Which is what Rizzo did, taking on as lawyer Joe Giglio, now an aspiring PN candidate and television host on Net TV. Fair dues to Dr Giglio, who at the end of that saga had sent me a bill that was a rather moderate one.

But still: no one, absolutely nobody, rushed to the House of Representatives to express concern that democracy was crumbling because John Rizzo, the Commissioner of Police, was suing a newspaper for its temerity to pass comment on his investigative zeal.

Another one: in 2009, the politically appointed PBS head of news, Natalino Fenech, (appointed in January 2008 three months before the general election) filed a police report to sue me for criminal libel over comments passed on a PBS report on the leadership race between George Abela and Joseph Muscat.

In 2010, a posse of prison wardens and the head of prisons did the same, filing a police complaint to sue Raphael Vassallo and Matthew Vella for criminal libel over a news report detailing the state of Corradino Correctional Facility. Nobody twitched an eyelid about this “attack” on the freedom of the press, not even Jason Azzopardi, the self-styled arbiter of decency and morals.

Oh… the wardens’ lawyer was, by the way, none other than Peter Paul Zammit.

And there have been a plethora of civil lawsuits filed by Nationalist and Labour party exponents such as Richard Cachia Caruana, Paul Borg Olivier and Joe Sammut, and MPs. The defamation suit is resorted to by politicians because they can abuse the slow grind of the Maltese courts to gag the press, and machinate the impression that they are fighting off serious allegations.

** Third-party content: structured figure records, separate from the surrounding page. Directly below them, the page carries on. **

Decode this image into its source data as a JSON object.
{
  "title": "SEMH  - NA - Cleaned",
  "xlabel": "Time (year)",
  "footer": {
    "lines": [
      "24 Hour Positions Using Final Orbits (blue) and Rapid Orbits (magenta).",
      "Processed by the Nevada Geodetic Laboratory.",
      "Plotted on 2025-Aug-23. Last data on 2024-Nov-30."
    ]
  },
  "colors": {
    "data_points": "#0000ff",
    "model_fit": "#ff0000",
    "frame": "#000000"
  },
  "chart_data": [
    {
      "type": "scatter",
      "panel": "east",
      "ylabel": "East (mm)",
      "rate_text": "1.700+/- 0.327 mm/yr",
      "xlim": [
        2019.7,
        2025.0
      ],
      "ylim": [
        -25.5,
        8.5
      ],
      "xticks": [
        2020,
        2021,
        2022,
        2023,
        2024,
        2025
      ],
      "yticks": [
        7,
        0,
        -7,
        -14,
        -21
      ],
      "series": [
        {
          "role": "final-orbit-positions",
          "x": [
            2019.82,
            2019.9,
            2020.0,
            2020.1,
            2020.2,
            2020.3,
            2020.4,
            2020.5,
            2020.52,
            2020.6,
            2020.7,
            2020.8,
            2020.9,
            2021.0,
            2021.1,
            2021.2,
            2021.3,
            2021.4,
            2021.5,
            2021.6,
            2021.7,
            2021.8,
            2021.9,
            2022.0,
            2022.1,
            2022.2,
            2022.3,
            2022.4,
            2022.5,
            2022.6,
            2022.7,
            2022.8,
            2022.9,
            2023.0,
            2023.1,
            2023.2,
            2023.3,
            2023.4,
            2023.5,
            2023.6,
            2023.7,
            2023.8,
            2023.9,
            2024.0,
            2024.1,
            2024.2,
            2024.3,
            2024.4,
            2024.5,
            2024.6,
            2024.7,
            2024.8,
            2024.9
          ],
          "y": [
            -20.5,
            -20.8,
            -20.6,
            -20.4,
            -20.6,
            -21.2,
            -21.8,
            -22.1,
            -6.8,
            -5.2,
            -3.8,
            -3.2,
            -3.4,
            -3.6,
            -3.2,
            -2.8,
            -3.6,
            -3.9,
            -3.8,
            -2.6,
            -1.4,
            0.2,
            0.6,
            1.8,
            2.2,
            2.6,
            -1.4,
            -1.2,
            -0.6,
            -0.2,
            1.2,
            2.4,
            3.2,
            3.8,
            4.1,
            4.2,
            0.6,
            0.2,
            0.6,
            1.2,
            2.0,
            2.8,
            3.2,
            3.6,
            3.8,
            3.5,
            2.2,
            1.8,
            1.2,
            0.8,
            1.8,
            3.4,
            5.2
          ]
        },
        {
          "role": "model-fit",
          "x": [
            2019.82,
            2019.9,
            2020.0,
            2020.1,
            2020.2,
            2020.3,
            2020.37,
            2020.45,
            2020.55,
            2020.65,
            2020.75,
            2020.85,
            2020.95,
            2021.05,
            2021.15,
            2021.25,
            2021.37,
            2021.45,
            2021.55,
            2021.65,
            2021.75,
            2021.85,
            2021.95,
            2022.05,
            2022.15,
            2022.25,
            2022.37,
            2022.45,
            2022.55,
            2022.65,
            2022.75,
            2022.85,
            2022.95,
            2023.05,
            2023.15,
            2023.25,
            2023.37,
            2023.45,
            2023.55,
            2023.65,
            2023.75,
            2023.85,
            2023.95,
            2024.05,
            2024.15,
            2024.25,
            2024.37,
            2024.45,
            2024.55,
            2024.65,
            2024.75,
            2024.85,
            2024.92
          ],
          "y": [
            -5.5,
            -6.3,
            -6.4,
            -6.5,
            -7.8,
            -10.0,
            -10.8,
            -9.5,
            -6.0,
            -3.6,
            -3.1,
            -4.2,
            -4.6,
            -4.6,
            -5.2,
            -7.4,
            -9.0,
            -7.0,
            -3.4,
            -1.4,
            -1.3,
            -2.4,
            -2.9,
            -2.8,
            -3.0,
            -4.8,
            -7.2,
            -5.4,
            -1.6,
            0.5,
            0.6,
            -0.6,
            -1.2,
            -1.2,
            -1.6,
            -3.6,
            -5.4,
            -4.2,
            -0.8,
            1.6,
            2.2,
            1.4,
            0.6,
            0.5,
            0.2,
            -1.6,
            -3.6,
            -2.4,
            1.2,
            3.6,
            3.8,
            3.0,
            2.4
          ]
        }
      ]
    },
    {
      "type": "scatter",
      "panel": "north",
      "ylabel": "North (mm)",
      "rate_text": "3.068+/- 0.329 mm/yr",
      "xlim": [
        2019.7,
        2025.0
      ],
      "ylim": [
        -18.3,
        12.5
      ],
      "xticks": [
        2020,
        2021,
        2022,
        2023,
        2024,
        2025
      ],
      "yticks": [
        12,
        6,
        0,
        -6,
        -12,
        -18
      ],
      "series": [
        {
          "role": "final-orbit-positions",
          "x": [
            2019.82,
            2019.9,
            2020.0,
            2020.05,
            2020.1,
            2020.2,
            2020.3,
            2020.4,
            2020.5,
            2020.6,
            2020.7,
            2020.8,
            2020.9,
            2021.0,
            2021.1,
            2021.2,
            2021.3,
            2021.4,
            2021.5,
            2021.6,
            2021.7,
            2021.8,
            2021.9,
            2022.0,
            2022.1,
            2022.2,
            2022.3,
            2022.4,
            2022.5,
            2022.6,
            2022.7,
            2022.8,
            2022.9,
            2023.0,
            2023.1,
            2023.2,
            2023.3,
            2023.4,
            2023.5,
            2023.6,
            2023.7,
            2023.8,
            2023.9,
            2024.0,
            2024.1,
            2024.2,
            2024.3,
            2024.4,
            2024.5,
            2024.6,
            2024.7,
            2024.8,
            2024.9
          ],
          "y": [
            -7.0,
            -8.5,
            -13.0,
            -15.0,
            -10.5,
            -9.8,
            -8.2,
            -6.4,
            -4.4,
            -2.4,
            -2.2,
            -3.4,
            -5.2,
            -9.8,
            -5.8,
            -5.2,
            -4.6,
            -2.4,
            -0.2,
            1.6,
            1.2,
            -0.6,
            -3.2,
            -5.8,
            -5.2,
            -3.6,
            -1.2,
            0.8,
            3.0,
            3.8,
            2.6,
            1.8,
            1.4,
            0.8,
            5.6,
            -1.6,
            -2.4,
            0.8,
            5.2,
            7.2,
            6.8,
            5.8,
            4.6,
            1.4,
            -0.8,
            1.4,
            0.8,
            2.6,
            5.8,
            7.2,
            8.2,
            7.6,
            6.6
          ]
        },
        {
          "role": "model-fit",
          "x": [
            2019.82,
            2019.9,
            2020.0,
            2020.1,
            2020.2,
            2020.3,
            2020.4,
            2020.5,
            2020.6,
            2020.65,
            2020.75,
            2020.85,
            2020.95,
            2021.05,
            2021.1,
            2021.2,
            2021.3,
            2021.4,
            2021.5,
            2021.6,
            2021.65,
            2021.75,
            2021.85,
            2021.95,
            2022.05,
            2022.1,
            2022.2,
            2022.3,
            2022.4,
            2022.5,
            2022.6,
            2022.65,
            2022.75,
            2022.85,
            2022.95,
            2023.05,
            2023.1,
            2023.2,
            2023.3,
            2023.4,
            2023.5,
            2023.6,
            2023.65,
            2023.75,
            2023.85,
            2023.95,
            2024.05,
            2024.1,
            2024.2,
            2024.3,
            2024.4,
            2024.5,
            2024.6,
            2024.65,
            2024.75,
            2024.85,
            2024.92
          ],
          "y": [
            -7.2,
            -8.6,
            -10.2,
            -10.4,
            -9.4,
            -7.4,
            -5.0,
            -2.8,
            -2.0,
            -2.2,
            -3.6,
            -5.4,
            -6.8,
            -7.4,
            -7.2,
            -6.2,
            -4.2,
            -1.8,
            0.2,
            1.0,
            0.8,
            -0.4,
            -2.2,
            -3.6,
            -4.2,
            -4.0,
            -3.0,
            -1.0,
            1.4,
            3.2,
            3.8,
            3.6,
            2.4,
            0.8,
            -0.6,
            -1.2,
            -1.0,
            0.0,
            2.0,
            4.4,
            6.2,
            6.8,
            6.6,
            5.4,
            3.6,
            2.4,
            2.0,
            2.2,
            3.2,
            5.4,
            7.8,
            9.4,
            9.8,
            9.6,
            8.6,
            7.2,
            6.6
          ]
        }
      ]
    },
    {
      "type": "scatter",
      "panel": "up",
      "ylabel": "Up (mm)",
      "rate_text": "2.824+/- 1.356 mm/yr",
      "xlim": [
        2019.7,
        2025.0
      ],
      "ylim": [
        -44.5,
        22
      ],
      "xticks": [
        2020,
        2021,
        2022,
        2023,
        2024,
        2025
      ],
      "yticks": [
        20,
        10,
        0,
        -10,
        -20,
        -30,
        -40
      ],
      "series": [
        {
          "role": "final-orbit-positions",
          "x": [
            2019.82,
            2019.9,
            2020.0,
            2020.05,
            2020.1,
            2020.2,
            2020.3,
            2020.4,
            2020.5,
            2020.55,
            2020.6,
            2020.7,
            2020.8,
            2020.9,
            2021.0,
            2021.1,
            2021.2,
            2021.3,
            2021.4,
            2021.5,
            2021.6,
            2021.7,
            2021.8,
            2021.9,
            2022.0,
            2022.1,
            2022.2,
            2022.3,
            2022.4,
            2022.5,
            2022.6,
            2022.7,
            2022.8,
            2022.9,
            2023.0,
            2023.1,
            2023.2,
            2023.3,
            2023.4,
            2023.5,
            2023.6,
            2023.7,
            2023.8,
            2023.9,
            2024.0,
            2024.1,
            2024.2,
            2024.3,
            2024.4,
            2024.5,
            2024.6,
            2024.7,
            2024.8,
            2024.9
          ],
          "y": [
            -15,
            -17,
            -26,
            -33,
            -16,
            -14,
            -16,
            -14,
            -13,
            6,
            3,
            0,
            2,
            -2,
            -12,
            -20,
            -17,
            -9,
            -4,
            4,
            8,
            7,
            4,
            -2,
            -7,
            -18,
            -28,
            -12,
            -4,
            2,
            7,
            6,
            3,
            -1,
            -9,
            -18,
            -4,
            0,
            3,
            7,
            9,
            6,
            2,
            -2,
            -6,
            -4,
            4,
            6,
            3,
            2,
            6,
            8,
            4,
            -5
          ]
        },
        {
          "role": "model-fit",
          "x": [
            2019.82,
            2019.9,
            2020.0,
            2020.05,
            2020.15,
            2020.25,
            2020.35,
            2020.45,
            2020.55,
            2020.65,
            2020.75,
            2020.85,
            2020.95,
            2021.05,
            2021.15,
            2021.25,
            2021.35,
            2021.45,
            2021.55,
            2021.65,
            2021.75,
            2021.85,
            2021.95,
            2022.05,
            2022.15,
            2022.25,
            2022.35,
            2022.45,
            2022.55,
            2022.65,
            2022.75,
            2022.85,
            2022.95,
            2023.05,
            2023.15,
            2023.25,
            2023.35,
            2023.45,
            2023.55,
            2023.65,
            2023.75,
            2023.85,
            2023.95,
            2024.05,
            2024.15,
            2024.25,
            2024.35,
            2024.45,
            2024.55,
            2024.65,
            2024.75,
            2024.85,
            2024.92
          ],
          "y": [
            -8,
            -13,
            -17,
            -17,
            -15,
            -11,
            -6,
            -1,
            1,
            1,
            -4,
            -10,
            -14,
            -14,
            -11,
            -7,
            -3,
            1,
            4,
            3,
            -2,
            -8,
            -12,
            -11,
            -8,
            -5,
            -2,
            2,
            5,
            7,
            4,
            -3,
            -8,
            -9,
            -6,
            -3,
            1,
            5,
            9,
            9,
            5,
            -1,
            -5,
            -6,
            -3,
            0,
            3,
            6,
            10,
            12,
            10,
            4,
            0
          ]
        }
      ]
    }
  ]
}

In his haste to illustrate some national crisis over democracy, Busuttil roped in the willing German MEP Manfred Weber, who heads the European People’s Party bloc in the European parliament. Weber obliged with much bluster, but omitted to tell the Maltese that German press laws are the toughest you can find in Europe with up to five years’ imprisonment, and which include additional crimes such as ‘unconstitutional denigration of the Organs of the Constitution’, ‘defamation with deliberate untruths’, and ‘political defamation with increased penalties’ which allows certain public figures additional protection against criticism.

So when politicians speak of democracy, it is important to remind them that the barometer of democracy is not in their hands, but in ours.

When we cannot even read the weather correctly, I think the issue is not democracy but something more sinister and dangerous.